Descrição da Grécia de Pausanias
Pausânias · ca. 150 d. C.
A «Descrição da Grécia» de Pausânias (século II), guia geográfico e religioso do mundo grego. Percorre santuários, monumentos e cultos locais, e conserva mitos, heróis e divindades que de outro modo se teriam perdido.
Perguntas frequentes
Que profecia motivou o confinamento de Dánae e o subsequente exílio de Perséu?
Uma profecia do oráculo de Delfos avisou Acrísio de que seu neto o mataria. Por isso, ele encarcerou Dánae em uma torre de bronze. Zeus a engravidou como chuva de ouro e Acrísio lançou mãe e filho ao mar em um cofre.
Quem lhe deu cada um dos objectos com que venceu Medusa?
A repartição importa porque costuma ser contada mal. As ninfas deram-lhe as sandálias aladas, a kíbisis ou alforge e o elmo de Hades, que o tornava invisível; Hermes deu-lhe a foice de adamante; Atena deu-lhe o escudo polido. E as Greias não lhe deram nada: roubou-lhes o olho para que lhe indicassem onde estavam as ninfas.
De onde vem o coral, e o que tem a ver com Perseu?
É uma etiologia de Ovídio e acontece num sítio muito concreto: a costa da Etiópia, logo depois de matar o monstro e antes do casamento.
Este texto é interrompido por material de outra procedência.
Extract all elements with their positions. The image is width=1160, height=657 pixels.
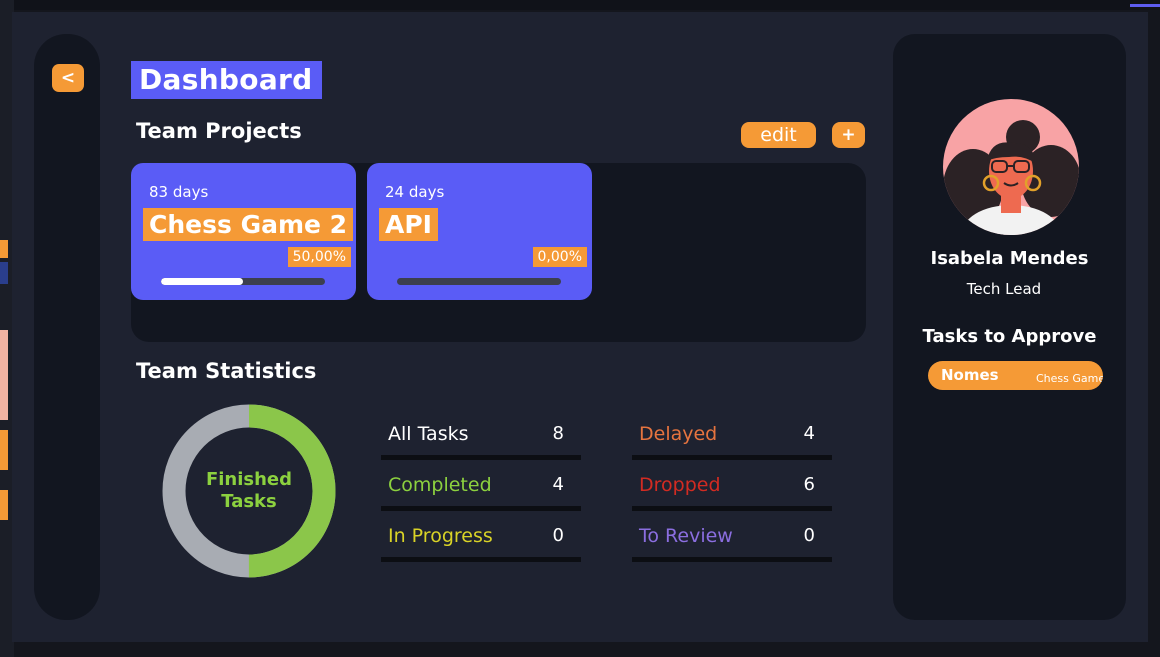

Perseu deixa a cabeça sobre umas algas enquanto lava as mãos e as algas petrificam ao tocá-la. Não acontece em Micenas nem transforma pedras em coral: explica por que o coral é mole debaixo de água e duro ao ser retirado.
Que fez Perseu com a cabeça e com os objectos emprestados?
Devolveu as sandálias, o alforge e o elmo a Hermes, de quem tinham vindo e que os devolveu às ninfas: nada do que usou era seu, e a história de Perseu assenta nesse empréstimo. A cabeça entregou-a a Atena, que a fixou no escudo. Desde então o gorgoneion é um amuleto contra o mal, e por isso é o sigilo do herói e não uma arma que ele conserve.